John Sutherland was the Lord Northcliffe Professor of Modern English Literature at UCL and a past Chairman of the Booker Prize panel, and is the author of one of the standard texts on Victorian fiction. Stephen Fender has taught Literature in the US, in Scotland at the University of Edinburgh, and in England at London and Sussex, where he was head of American Studies from 1985 to 2003.
‘This book (co-authored with an old pal, Stephen Fender; Sutherland excels in the Victoriana, while Fender is the Americanist) should bring delight to many, sell tons and keep as many ex-wives as any of us could wish for in scones and jam… It’s a smart idea, well executed. Its prime virtue is the dense agglomeration of trivia around even well-known events.’
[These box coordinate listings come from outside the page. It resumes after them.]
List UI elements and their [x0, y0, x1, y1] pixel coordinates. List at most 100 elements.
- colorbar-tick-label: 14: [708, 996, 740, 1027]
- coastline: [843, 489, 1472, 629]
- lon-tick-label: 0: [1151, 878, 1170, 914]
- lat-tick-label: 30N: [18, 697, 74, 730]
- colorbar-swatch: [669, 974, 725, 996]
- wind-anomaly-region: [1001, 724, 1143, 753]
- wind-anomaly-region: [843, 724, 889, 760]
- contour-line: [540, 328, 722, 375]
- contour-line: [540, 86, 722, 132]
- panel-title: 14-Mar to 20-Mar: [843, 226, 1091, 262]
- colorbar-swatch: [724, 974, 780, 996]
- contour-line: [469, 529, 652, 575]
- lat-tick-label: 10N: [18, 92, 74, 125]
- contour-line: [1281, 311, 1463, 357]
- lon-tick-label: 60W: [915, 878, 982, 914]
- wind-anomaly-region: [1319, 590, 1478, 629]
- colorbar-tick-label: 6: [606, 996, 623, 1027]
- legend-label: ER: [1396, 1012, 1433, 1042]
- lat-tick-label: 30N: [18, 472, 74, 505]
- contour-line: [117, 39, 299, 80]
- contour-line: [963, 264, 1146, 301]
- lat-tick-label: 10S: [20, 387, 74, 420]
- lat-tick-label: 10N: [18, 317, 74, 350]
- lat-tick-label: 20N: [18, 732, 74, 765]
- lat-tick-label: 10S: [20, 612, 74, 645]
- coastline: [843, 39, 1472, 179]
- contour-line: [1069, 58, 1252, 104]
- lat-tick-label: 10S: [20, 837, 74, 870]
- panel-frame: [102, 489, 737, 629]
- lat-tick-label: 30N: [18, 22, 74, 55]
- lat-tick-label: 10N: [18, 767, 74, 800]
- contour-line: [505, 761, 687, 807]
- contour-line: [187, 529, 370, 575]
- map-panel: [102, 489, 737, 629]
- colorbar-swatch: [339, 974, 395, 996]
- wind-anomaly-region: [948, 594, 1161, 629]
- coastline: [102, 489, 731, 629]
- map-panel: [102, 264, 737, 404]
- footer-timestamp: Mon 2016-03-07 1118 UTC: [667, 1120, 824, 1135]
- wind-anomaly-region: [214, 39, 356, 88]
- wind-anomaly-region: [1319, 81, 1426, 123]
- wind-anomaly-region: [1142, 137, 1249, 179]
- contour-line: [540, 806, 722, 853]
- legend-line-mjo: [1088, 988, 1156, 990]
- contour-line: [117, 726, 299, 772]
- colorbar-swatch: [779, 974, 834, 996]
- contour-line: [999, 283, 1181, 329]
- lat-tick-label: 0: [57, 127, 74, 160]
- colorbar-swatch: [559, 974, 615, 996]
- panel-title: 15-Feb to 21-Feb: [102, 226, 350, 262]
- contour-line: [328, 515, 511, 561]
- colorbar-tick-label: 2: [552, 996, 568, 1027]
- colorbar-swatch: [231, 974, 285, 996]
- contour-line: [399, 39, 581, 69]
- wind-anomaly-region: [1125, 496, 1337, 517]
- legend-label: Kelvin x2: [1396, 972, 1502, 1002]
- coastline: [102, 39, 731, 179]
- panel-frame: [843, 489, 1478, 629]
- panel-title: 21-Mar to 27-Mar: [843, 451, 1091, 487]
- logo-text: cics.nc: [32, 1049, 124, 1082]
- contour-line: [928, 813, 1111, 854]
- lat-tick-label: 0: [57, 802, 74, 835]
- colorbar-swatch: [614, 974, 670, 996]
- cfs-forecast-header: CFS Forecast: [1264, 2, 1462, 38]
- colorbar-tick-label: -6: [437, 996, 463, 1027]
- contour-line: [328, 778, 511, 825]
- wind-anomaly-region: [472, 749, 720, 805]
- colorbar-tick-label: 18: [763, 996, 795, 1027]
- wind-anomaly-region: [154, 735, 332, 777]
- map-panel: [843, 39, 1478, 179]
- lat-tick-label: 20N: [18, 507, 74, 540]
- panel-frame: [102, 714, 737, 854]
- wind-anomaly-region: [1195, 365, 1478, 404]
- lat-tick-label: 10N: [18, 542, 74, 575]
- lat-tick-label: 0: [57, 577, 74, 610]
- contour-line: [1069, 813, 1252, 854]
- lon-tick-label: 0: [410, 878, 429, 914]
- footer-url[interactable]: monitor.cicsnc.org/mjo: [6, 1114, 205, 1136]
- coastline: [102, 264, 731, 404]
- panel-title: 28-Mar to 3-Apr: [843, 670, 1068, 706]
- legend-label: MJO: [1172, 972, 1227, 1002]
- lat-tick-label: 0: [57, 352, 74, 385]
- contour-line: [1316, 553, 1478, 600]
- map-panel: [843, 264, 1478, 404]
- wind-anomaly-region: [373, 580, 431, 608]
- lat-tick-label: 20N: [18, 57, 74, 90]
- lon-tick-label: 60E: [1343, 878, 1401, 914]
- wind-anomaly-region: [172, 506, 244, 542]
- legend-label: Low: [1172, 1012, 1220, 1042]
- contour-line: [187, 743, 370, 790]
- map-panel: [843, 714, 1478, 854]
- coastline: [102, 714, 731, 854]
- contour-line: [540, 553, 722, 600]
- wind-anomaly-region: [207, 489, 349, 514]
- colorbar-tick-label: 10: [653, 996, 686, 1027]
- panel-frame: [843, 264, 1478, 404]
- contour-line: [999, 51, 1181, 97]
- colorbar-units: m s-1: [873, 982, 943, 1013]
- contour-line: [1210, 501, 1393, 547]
‘I’ve had tremendous fun reading [the entries] – arguing with some, substituting others, quoting them over lunch – and pleasure is at the heart of this project. It’s irresistible, as compulsive as eating popcorn. Hawthorne and Melville meet for the first time, Petrarch catches first sight of Laura, Picasso, Joyce, Stravinsky and Diaghilev and Proust dine together at the Majestic, Anthony Burgess (like Scott and Whitman before him) gives a glowing review to his own book, Defoe invents the novel, but doesn’t know what to call it, Bertolt Brecht testifies before HUAC, Jeffrey Archer ‘goes down’.’
‘‘Love Sex Death Words: Surprising Tales from a Year in Literature’ – the title itself is irresistible – by John Sutherland and Stephen Fender (Icon Books), is an enjoyable and entirely arbitrary romp through a leap year of anecdotes, from January 1st and the vexed history of the copyright of Peter Pan to the December 31st publication of Richard Yates’s 1961 novel Revolutionary Road, with stops along the way to visit Nietzsche at his typing lessons and Alexander Pope at his doctor’s. Good, clean, harmless fun.’
‘Bibliophiles are recommended to test the learned waters of ‘Love, Sex, Death and Words’ (Icon, £20) by John Sutherland and Stephen Fender, which takes us on an urbane, day-by-day amble through the year, recounting events of literary import. Here you will find an abundance of mortarboard humour and recondite jewels: the truth behind Thomas Carlyle’s wedding night, for instance.’
‘Doesn’t the Trades Descriptions Act cover book titles? How can ‘Love, Sex, Death & Words’ be justified for a volume of literary dates, all based on the solitary act of an author sitting down quietly with a quill, pencil, typewriter or keyboard? In fact, not only the fourth noun but also the first three are mots justes for the entrancing events detailed here.’
‘A huge anthology of essays about writers and books, 365 in fact, one for every day of the year, although few readers will be unable to resist reading on through several articles every time they pick up the book.’